I used to think StaticArray, which is a subtype of AbstractArray, is stack-allocated. However, After reading this, I realize Julia does not guarantee either stack or heap allocation.
But I feel it is also not guaranteed to be on the heap as you mentioned.
There is no way Julia can guarantee every instance of a Type is either stack allocated or heap allocated, this is just not how things work.
The exact rules are hard to lay out but, for example, a Vector{SVector{Int, 3}} will have each SVector{Int, 3} unboxed and contiguous in memory (basically, the layout will be the same as a Vector{Int} three times the size), but this will be heap memory; because unless the compiler is able to do some very aggressive optimization all memory of any Vector ends is from the heap, independently from its size or the type of the objects inside it. If it wasn’t in the heap, the Vector could not be dynamic in size, because the stack works exactly as it says, it is a stack, the moment you define other object that goes in the stack it starts immediately after the last object has ended, and resizing the Vector would overwrite variables defined in the same scope with garbage (you can actually do this in C, by defining a static-size array in the stack but writing after its end onto other variables of the scope). This is the reason the StaticArrays variants can end up in the stack, they do not have dynamic length, however, they will often end up in the stack only if they are not attributed to a region of memory that is not already guaranteed to be in the heap, like inside a Vector.

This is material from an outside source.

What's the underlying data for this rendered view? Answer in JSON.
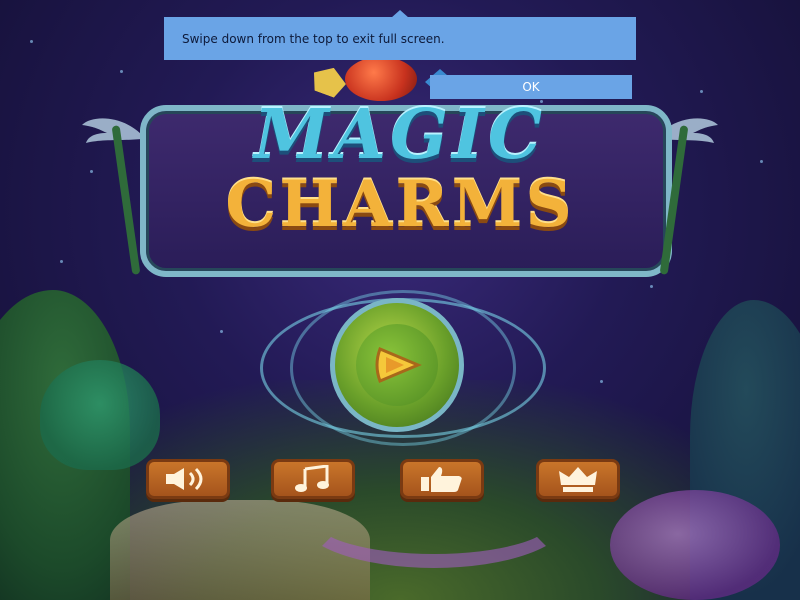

The explanation is messier than I do like, but I hope it helps. Any questions just ask.
Thanks. That is very helpful. I think you are saying:
A user-defined subtype of AbstractArray may be stack-allocated, such as StaticArray.
A Vector{T} will be heap-allocated no matter what that T is, “unless the compiler is able to do some very aggressive optimization”
An example of this “very aggressive optimization” may happen if the compiler realizes the Vector is small and never change its size, but I guess this is just a necessary condition and not sufficient.
Yes, it is more or less what you pointed out. It is more complex in practice, and I will point out some of these subtleties but they are not necessary to understand in general:
Everything that is allocated in the heap in fact is often allocated both in the stack and the heap. For example, Vector{T} has its contents always in the heap, but the pointer to where in the heap it is and its size may be in the stack. This happens because the pointer itself and the Int storing the size are of fixed size, and if the Vector{T} does not escape the current scope (i.e., it is not passed to a non-inlined function nor is returned) then these info can be stored in the stack. If the Vector{T} is stored in the heap itself (not just its contents), then you have in the stack just the pointer to the pointer+length block which then points to the contents, i.e., a double indirection.
When Vector{SArray{Int, 3}} has its content (the SArrays) in the heap, they are inlined and contiguous, so even being in the heap is not that bad. The problem happens if it was a Vector{Vector{Int}} instead, for example, then what would be contiguous inside the outer vector is either the single pointers to the pointer+length blocks, or the pointer+length block themselves. This means already 3~4 layers of indirection, and this is one thing that starts slowing the code, because now accessing x[1][1] may mean to access the pointer x that leads to the pointer+length block of x and from it get the position of x[1] that contains just a pointer that you follow to the pointer+length block of x[1] and now you can finally follow that last pointer to know where is x[1][1] stored and fetch it. If the outer vector does not escape the scope and has SVector{Int} inside it, then the only indirection is the pointer+length block of x and the second index just offset the position in the same block of memory (all SVector contents are contiguously stored directly into the x block of memory, instead of pointers to the SVectors).
It is confusing, I know. Often pointers is where computer sci students start having problems.